The study is a prospective randomised controlled open-label multicentre two-arm trial. One arm is Impella ± standard therapy with inotropes (intervention arm); the other arm is treatment with inotropes alone (control). The study is a two-stage design: Stage 1 includes two groups of 77 patients and Stage 2 includes two groups of 228 patients. Intention-to-treat and protocol analyses will be performed.
Inclusion criteria are ADHF (non-acute coronary syndrome) and evidence of reduced LV ejection fraction <35%; persistent signs and symptoms of congestion and evidence of SCAI criteria for CS Stages B–C with the presence of any of the following: hypotension (SBP <90 mmHg or mean arterial pressure <60 mmHg or vasoactive agents to maintain normotension); oliguria (≤0.5 ml/kg/h, ≤720 ml/24 h); lactate >2.0 mmol/l; increase in creatinine ≥0.3 mg/dl during the first 24 hours or amino-l-transferase >200 U/l. All patients must be 18–75 years of age.

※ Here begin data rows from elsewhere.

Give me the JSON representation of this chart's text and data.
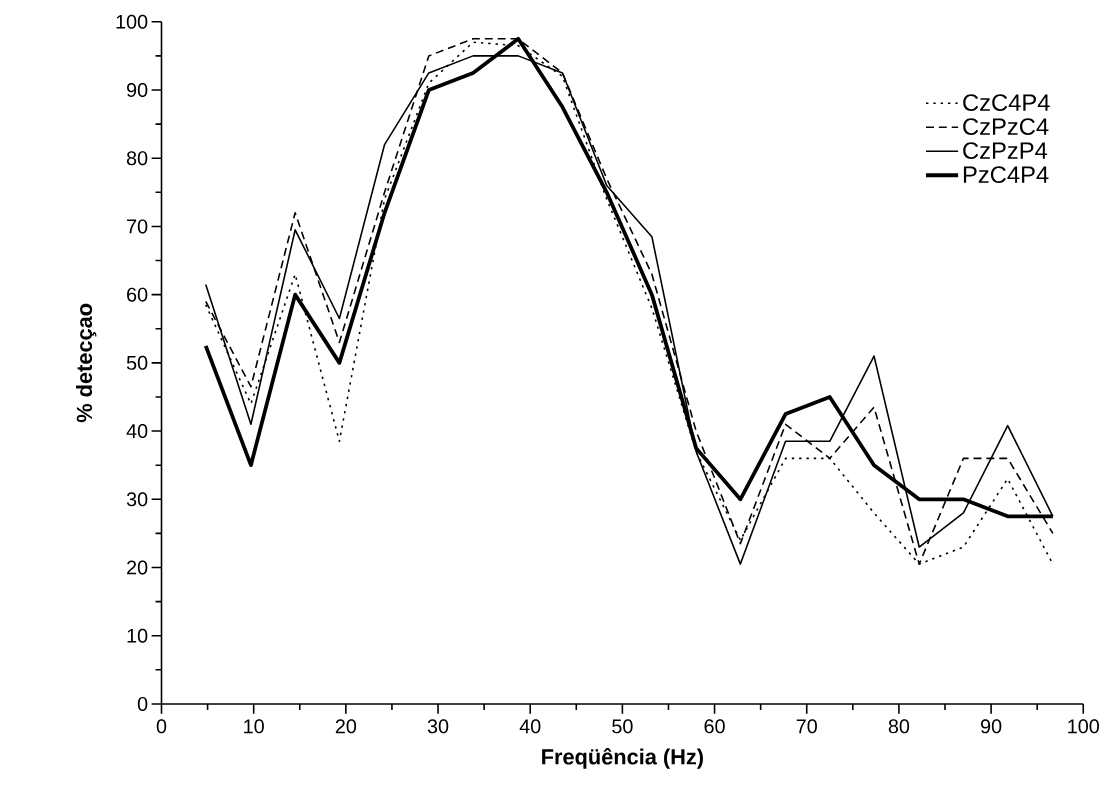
{
  "chart_data": {
    "type": "line",
    "xlabel": "Freqüência (Hz)",
    "ylabel": "% detecçao",
    "x": [
      4.8,
      9.7,
      14.5,
      19.3,
      24.2,
      29.0,
      33.8,
      38.7,
      43.5,
      48.3,
      53.2,
      58.0,
      62.8,
      67.7,
      72.5,
      77.3,
      82.2,
      87.0,
      91.8,
      96.7
    ],
    "series": [
      {
        "name": "CzC4P4",
        "color": "#000000",
        "line_style": "dotted",
        "values": [
          58.5,
          44,
          63,
          38.5,
          74,
          91,
          97,
          96.5,
          92,
          74,
          58,
          37,
          24,
          36,
          36,
          28,
          20.5,
          23,
          33,
          20.5
        ]
      },
      {
        "name": "CzPzC4",
        "color": "#000000",
        "line_style": "dashed",
        "values": [
          59,
          46.5,
          72,
          53,
          75,
          95,
          97.5,
          97.5,
          92.5,
          77,
          63,
          40,
          23.5,
          41,
          36,
          43.5,
          20.5,
          36,
          36,
          25
        ]
      },
      {
        "name": "CzPzP4",
        "color": "#000000",
        "line_style": "solid",
        "values": [
          61.5,
          41,
          69.5,
          56.5,
          82,
          92.5,
          95,
          95,
          92.5,
          76,
          68.5,
          37,
          20.5,
          38.5,
          38.5,
          51,
          23,
          28,
          40.8,
          27.5
        ]
      },
      {
        "name": "PzC4P4",
        "color": "#000000",
        "line_style": "solid",
        "values": [
          52.5,
          35,
          60,
          50,
          72,
          90,
          92.5,
          97.5,
          87.5,
          75,
          60,
          37.5,
          30,
          42.5,
          45,
          35,
          30,
          30,
          27.5,
          27.5
        ]
      }
    ],
    "xlim": [
      0,
      100
    ],
    "ylim": [
      0,
      100
    ],
    "xticks": [
      0,
      10,
      20,
      30,
      40,
      50,
      60,
      70,
      80,
      90,
      100
    ],
    "yticks": [
      0,
      10,
      20,
      30,
      40,
      50,
      60,
      70,
      80,
      90,
      100
    ],
    "grid": false,
    "legend": "top right",
    "marker": "none"
  }
}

Exclusion criteria include acute coronary syndrome, haemodynamic parameters/biochemistry as defined for SCAI CS Stages D or E; bradycardia and atrioventricular blocks necessitating pacemaker implantation; contraindications for Impella CP; bleeding diathesis or known coagulopathy; and inability to provide informed consent. Patients will be randomised into one of the two arms (either Impella ± inotropes or inotropes alone) and all patients will receive a pulmonary artery catheter to monitor pressures. Following the trial, patients will be weaned and commenced on guideline-directed medical therapy.

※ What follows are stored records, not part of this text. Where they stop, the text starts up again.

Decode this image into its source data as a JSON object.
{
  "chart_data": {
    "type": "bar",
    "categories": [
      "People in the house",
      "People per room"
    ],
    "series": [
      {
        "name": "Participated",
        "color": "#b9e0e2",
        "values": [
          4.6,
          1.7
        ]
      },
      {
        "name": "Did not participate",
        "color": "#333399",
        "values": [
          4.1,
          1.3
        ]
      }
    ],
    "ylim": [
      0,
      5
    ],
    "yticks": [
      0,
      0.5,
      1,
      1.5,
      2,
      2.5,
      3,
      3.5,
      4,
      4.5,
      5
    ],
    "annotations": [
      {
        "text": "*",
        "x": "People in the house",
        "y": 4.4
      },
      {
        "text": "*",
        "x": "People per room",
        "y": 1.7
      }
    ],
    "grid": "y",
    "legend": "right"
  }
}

Dr Nap summarised his presentation by confirming that ADHF is a serious condition with a high morbidity and mortality characterised by congestion, impaired cardiac output/cardiac index and high filling pressures. Unloading is an attractive treatment option in patients with HF-CS and the UNLOAD-HF trial aims to assess whether LV unloading reduces clinical events in ADHF SCAI shock Stages B–C compared with standard treatment with inotropes.